Senin, 16 Juli 2018 14:46
Sisi Lain Raries Wijayanti, Pendiri Ikut Berbagi Community (IBC)

Sisihkan Gaji untuk Beramal

CANTIK: Kecantikan tak cuma ada pada rupa. Tapi juga dari hati. Raries Wijayanti menunjukan itu. Seorang Bidan di Puskesmas Pemurus Dalam ini membentuk Ikut Berbagi Community (IBC). | Foto: Tia Lalita Novitri/Radar Banjarmasin

PROKAL.CO, Kesadaran membantu sesama dimiliki Raries Wijayanti (28). Seorang Bidan di Puskesmas Pemurus Dalam. Bersama sahabatnya, dia membentuk komunitas sosial. Mereka menyebutnya dengan nama Ikut Berbagi Community (IBC).

TIA LALITA NOVITRI, Banjarmasin

Kemarin (15/7) siang, dengan leluasa Raries menceritakan awal mula komunitas itu. Sembari duduk santai di lobi Rattan Inn, Jalan A Yani, Km 5.

Ia mengenakan setelan bernuansa hitam. Dengan sedikit sentuhan warna emas di bajunya, Raries tampak menawan. Gaya bicaranya ramah dan lugas. Dirinya bercerita banyak.

IBC terbentuk atas inisiatif Raries dan Martina (28). Keduanya adalah sahabat semasa perkuliahan. Pertemanan mereka terjalin sejak sepuluh tahun silam. Tepatnya ketika menuntut Ilmu Kebidanan di Akbid Sari Mulia, Banjarmasin.

Begitu lulus tahun 2011, keduanya mencari peruntungan. Dengan ikut tes calon pegawai negeri sipil. Nasib baik kembali berpihak. Mereka dinyatakan lulus.

Singkat cerita, keduanya sampai pada bulan pertama mengemban tugas negara. Melayani masyarakat sesuai bidang keilmuan.

Jauh sebelum menerima gaji pertama, Raries dan Martina sudah terpikir ingin berbagi. Menyisihkan sebagian gaji untuk disumbangkan kepada yang membutuhkan.

Hal itu pun benar-benar dilakukan. Uang keduanya terkumpul dan disumbangkan pada sebuah yayasan panti asuhan.

Ada kepuasan batin yang mereka rasakan. Tak cukup sampai di situ, keduanya membulatkan tekad. Untuk menjadikan itu sebagai program terus menerus.

Mereka mulai menebar virus positif. Raries dan Martina kemudian mengajak temannya masing-masing. Lewat bujukan empat mata, donasi pun meningkat.

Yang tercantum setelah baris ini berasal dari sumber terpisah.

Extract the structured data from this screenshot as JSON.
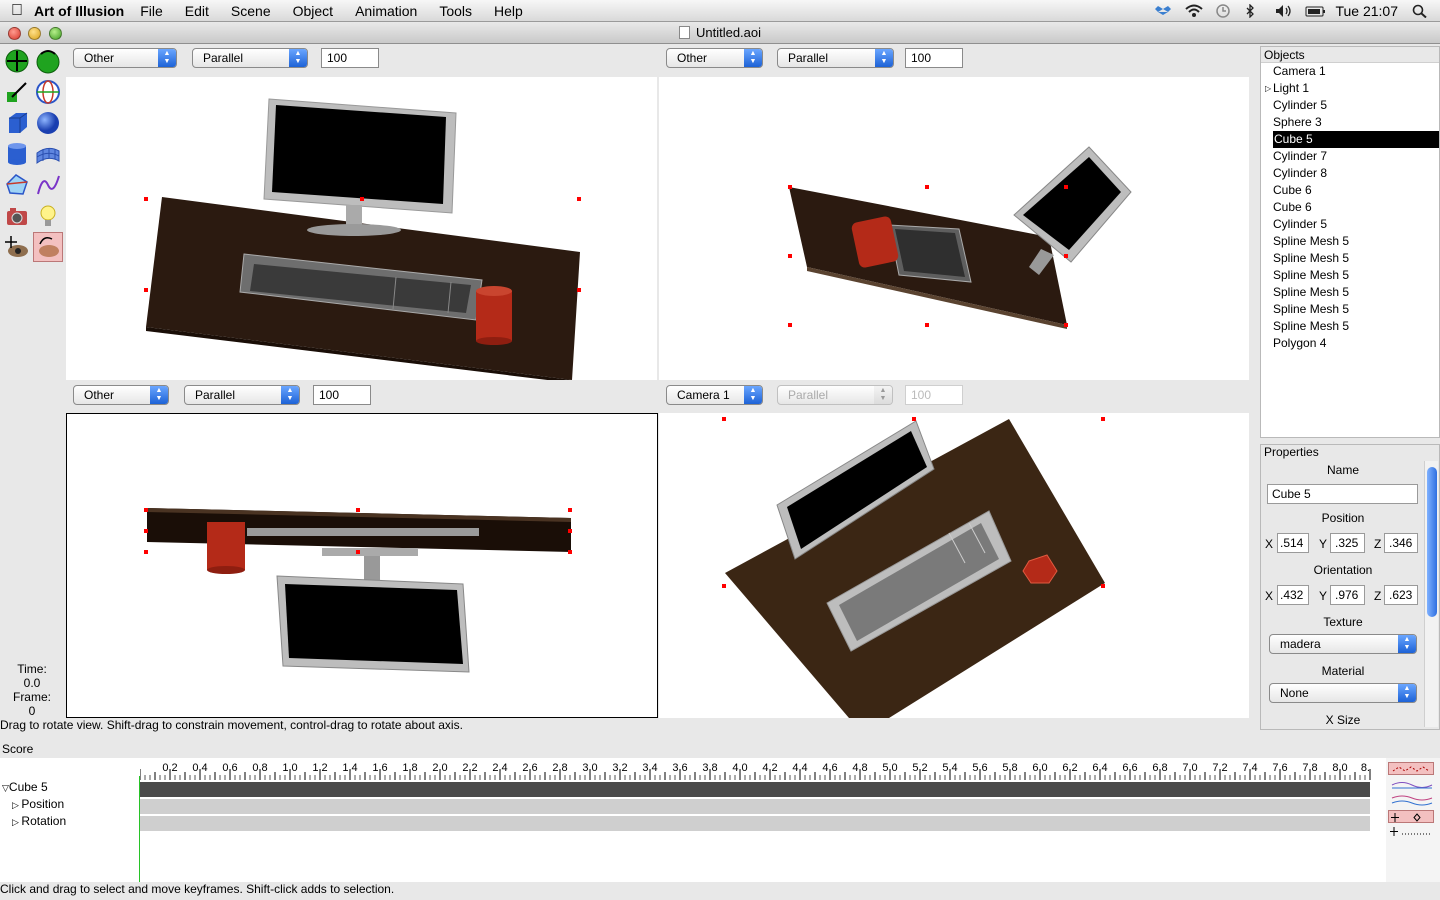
{
  "menubar": {
    "app_name": "Art of Illusion",
    "menus": [
      "File",
      "Edit",
      "Scene",
      "Object",
      "Animation",
      "Tools",
      "Help"
    ],
    "clock": "Tue 21:07"
  },
  "window": {
    "title": "Untitled.aoi"
  },
  "tools": [
    {
      "name": "move-tool-icon"
    },
    {
      "name": "rotate-tool-icon"
    },
    {
      "name": "skew-tool-icon"
    },
    {
      "name": "scale-tool-icon"
    },
    {
      "name": "cube-tool-icon"
    },
    {
      "name": "sphere-tool-icon"
    },
    {
      "name": "cylinder-tool-icon"
    },
    {
      "name": "spline-mesh-tool-icon"
    },
    {
      "name": "polygon-tool-icon"
    },
    {
      "name": "curve-tool-icon"
    },
    {
      "name": "camera-tool-icon"
    },
    {
      "name": "light-tool-icon"
    },
    {
      "name": "move-view-tool-icon"
    },
    {
      "name": "rotate-view-tool-icon"
    }
  ],
  "viewports": [
    {
      "view": "Other",
      "projection": "Parallel",
      "scale": "100"
    },
    {
      "view": "Other",
      "projection": "Parallel",
      "scale": "100"
    },
    {
      "view": "Other",
      "projection": "Parallel",
      "scale": "100"
    },
    {
      "view": "Camera 1",
      "projection": "Parallel",
      "scale": "100"
    }
  ],
  "time_info": {
    "time_label": "Time:",
    "time_value": "0.0",
    "frame_label": "Frame:",
    "frame_value": "0"
  },
  "status_top": "Drag to rotate view.  Shift-drag to constrain movement, control-drag to rotate about axis.",
  "objects": {
    "header": "Objects",
    "items": [
      "Camera 1",
      "Light 1",
      "Cylinder 5",
      "Sphere 3",
      "Cube 5",
      "Cylinder 7",
      "Cylinder 8",
      "Cube 6",
      "Cube 6",
      "Cylinder 5",
      "Spline Mesh 5",
      "Spline Mesh 5",
      "Spline Mesh 5",
      "Spline Mesh 5",
      "Spline Mesh 5",
      "Spline Mesh 5",
      "Polygon 4"
    ],
    "selected_index": 4
  },
  "properties": {
    "header": "Properties",
    "name_label": "Name",
    "name_value": "Cube 5",
    "position_label": "Position",
    "position": {
      "x": ".514",
      "y": ".325",
      "z": ".346"
    },
    "orientation_label": "Orientation",
    "orientation": {
      "x": ".432",
      "y": ".976",
      "z": ".623"
    },
    "axis_x": "X",
    "axis_y": "Y",
    "axis_z": "Z",
    "texture_label": "Texture",
    "texture_value": "madera",
    "material_label": "Material",
    "material_value": "None",
    "xsize_label": "X Size"
  },
  "score": {
    "label": "Score",
    "ruler_ticks": [
      "0.2",
      "0.4",
      "0.6",
      "0.8",
      "1.0",
      "1.2",
      "1.4",
      "1.6",
      "1.8",
      "2.0",
      "2.2",
      "2.4",
      "2.6",
      "2.8",
      "3.0",
      "3.2",
      "3.4",
      "3.6",
      "3.8",
      "4.0",
      "4.2",
      "4.4",
      "4.6",
      "4.8",
      "5.0",
      "5.2",
      "5.4",
      "5.6",
      "5.8",
      "6.0",
      "6.2",
      "6.4",
      "6.6",
      "6.8",
      "7.0",
      "7.2",
      "7.4",
      "7.6",
      "7.8",
      "8.0",
      "8."
    ],
    "tracks": {
      "object": "Cube 5",
      "position": "Position",
      "rotation": "Rotation"
    }
  },
  "status_bottom": "Click and drag to select and move keyframes.  Shift-click adds to selection.",
  "colors": {
    "desk": "#2b1a10",
    "mug": "#b42a18",
    "monitor_frame": "#bdbdbd",
    "selection_handle": "#ff0000",
    "accent_blue": "#2f6fe0"
  }
}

Terbentuklah IBC. Awalnya merupakan kependekan dari Ikatan Bidan Cantik. Sebab donatur di dalamnya terdiri dari orang-orang berprofesi bidan.

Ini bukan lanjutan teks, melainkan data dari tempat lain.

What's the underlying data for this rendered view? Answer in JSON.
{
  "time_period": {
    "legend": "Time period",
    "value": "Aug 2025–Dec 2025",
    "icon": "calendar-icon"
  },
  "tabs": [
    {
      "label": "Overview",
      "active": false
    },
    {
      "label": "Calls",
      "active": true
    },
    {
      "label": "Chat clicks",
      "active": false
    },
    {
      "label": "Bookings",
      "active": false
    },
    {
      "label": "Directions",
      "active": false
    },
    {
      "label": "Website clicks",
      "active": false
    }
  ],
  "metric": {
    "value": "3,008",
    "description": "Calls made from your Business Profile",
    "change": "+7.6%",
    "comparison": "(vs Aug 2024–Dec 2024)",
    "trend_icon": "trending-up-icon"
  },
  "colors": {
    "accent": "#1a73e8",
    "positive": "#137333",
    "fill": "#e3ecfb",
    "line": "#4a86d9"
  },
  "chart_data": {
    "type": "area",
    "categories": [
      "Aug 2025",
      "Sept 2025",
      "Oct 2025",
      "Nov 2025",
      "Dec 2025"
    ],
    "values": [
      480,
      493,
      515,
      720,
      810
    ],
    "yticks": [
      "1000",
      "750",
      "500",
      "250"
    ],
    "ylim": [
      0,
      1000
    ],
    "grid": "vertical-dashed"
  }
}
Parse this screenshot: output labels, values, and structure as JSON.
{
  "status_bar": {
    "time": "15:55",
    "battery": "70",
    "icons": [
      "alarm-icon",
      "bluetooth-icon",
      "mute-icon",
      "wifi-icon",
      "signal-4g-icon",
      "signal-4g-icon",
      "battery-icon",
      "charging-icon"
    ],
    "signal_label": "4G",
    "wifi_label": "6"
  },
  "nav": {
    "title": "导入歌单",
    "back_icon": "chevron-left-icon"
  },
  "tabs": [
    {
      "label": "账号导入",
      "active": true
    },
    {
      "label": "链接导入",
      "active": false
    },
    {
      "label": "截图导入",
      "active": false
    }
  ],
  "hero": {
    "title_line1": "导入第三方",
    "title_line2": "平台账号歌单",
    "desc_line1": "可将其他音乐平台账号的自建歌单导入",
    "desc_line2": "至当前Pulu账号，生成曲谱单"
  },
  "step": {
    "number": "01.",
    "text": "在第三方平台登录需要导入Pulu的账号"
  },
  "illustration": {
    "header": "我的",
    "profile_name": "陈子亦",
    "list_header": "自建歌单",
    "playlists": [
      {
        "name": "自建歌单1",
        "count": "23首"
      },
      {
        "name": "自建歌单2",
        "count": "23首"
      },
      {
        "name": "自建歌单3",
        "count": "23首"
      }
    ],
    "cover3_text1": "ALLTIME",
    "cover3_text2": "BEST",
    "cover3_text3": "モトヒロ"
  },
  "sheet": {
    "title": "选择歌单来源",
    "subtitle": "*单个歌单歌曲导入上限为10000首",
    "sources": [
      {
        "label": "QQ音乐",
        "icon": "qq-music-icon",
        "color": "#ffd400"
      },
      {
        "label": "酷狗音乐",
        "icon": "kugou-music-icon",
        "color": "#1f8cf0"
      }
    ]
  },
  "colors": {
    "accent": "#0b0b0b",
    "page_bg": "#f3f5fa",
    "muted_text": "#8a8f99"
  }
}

Dari bulan ke bulan, donatur kian bertambah. Bahkan tak lagi sebatas bidan. Ada pengusaha muda, dokter spesialis, PNS hingga dosen.

Mereka kemudian mengubah nama komunitas menjadi Inner Beauty Community. Lantaran susah diingat oleh para anggota, nama Ikut Berbagi Community menjadi pilihan terakhir. "Tanpa meninggalkan esensi komunitas dan singkatan asalnya, komunitas ini tetap dinamakan IBC," ucap Raries.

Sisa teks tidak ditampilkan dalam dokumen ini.